Un altro cinema è possibile

24/10/2016  Al via la ventesima edizione Tertio Millennio Film Fest, il Festival del dialogo interreligioso dedicato quest'anno alla donna che inaugura domani alle 20.30 alla Casa del cinema con l’anteprima nazionale di La ragazza senza nome dei fratelli Dardenne, alla presenza dei due registi

C’è un “problema donna” che attraversa tutte le culture. Un retaggio del patriarcato che travalica storie e confini: le società, con le dovute differenze, sembrano tutte esercitare una forma di pressione indebita nei confronti della donna. Ed è questo il focus della ventesima edizione del Tertio Millennio Film Fest, il Festival del dialogo interreligioso che si apre domani, 25 ottobre e si conclude sabato 29 a Roma organizzato dalla Fondazione Ente dello Spettacolo. Pressione che può portare talvolta a condizioni subdole di emancipazione (come nel film Coldness), altre a sfociare in forme di violenza intollerabile (La ragazza senza nome, Agnus Dei, Paradise).

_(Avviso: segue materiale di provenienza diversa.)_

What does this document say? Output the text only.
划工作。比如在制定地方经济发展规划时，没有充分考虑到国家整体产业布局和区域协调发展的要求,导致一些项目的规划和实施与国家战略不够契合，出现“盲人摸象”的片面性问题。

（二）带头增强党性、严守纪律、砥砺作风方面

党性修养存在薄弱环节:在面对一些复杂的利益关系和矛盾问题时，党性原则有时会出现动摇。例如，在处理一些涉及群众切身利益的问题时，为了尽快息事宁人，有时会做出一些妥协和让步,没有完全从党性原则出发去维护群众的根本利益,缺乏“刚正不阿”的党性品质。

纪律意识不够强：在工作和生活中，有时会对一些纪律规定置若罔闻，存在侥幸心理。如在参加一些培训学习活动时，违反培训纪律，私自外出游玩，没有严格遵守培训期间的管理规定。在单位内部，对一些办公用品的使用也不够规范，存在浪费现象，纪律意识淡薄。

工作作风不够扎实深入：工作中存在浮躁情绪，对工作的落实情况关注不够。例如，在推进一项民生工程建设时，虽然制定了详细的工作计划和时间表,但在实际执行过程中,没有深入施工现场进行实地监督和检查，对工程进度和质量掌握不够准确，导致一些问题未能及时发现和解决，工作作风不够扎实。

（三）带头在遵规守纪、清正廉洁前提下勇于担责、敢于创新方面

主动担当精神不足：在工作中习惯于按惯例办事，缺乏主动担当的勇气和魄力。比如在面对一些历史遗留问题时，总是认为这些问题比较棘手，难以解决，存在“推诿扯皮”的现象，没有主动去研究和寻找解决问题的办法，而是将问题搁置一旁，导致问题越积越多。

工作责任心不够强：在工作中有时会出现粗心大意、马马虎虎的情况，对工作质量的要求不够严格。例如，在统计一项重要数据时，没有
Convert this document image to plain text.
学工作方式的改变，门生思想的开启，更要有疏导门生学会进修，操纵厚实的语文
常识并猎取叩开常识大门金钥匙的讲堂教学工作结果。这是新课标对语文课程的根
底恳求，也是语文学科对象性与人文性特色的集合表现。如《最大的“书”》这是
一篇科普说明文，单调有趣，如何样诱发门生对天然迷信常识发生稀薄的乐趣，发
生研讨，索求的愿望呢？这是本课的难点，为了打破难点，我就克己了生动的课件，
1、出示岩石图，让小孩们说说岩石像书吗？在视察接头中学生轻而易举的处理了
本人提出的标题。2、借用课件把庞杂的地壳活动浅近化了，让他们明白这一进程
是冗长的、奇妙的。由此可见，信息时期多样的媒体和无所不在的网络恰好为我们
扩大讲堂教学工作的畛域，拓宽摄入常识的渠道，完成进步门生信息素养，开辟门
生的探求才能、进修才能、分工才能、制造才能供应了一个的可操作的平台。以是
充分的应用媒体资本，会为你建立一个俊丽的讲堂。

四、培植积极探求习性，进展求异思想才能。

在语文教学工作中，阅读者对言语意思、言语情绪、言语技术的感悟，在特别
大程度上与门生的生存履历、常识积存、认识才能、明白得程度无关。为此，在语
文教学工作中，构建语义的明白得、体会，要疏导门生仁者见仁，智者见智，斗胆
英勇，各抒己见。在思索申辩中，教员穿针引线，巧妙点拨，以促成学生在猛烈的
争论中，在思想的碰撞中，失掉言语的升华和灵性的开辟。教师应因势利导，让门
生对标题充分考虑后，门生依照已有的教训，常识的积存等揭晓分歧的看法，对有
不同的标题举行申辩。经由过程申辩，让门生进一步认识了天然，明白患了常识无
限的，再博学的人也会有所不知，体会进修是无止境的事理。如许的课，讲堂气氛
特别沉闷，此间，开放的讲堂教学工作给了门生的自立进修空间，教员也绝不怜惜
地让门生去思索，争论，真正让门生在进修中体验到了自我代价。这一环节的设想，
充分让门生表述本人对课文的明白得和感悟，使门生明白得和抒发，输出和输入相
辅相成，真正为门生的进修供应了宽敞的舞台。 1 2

Ma le vie della salvezza, ha ripetuto più volte il Papa, non sono precluse a nessuno: uomini e donne, indifferentemente. Persino il più abietto può incontrare la Grazia, come attesta la storia di Pippo Grassonelli (Ero Malerba). L’arte, la cultura, allora rivestono un doppio ruolo fondamentale: quello di mettere in comunicazione gli uomini – rivelando quindi la loro condizione di eguali, di fratelli – e quello di elevarli, aprendo loro gli occhi su un destino più autentico. Una missione che il cinema dei grandi – come quell’Ermanno Olmi che si racconta senza remore in E venne l’uomo – ha sempre perseguito. La missione di essere uomini per davvero.

su cosa si dovrebbe convenire?

Ecco allora dove risiede il bello di ripensare il dialogo tra religioni: anche nell’individuazione di linee di convergenza mai pensate prima. In altre parole, nel chiedersi su che cosa si dovrebbe convenire? Quali le questioni su cui confrontarsi cercando un accordo che non camuffi le divergenze ma le renda semmai produttive, arricchenti? Ed ecco anche che se l’interreligiosità è l’abito indossato da Tertio Millennio, il suo corpo tematico cambia di anno in anno. Può essere la sfida dell’ecologia tanto rimarcata da Papa Francesco o il tema dell’accoglienza dei migranti o, come quest’anno, la questione femminile (ecco il programma).

Un festival cinematografico inaugurato da san Giovanni Paolo II nel 1997, con il patrocinio dei Pontifici Consigli della Cultura e delle Comunicazioni Sociali, in collaborazione con l’Ufficio Nazionale per le comunicazioni sociali CEI e con il sostegno della Direzione Generale Cinema MiBACT. Da sempre attento a indagare temi legati alla spiritualità, Tertio Millennio nel 2015 ha promosso un importante progetto di rinnovamento. Sull’esempio del “Cortile dei Gentili” promosso dal cardinale Gianfranco Ravasi, ha coinvolto i rappresentanti delle religioni cattolica, protestante, ebraica e islamica all’interno del proprio Comitato di Selezione per una proposta cinematografica nel segno della pace. Il dialogo interreligioso «è una condizione imprescindibile per la pace, e per questo è un dovere per tutti i credenti» (Francesco, Evangelii gaudium, 250). Il Festival si fregia della medaglia di rappresentanza della Presidenza della Repubblica.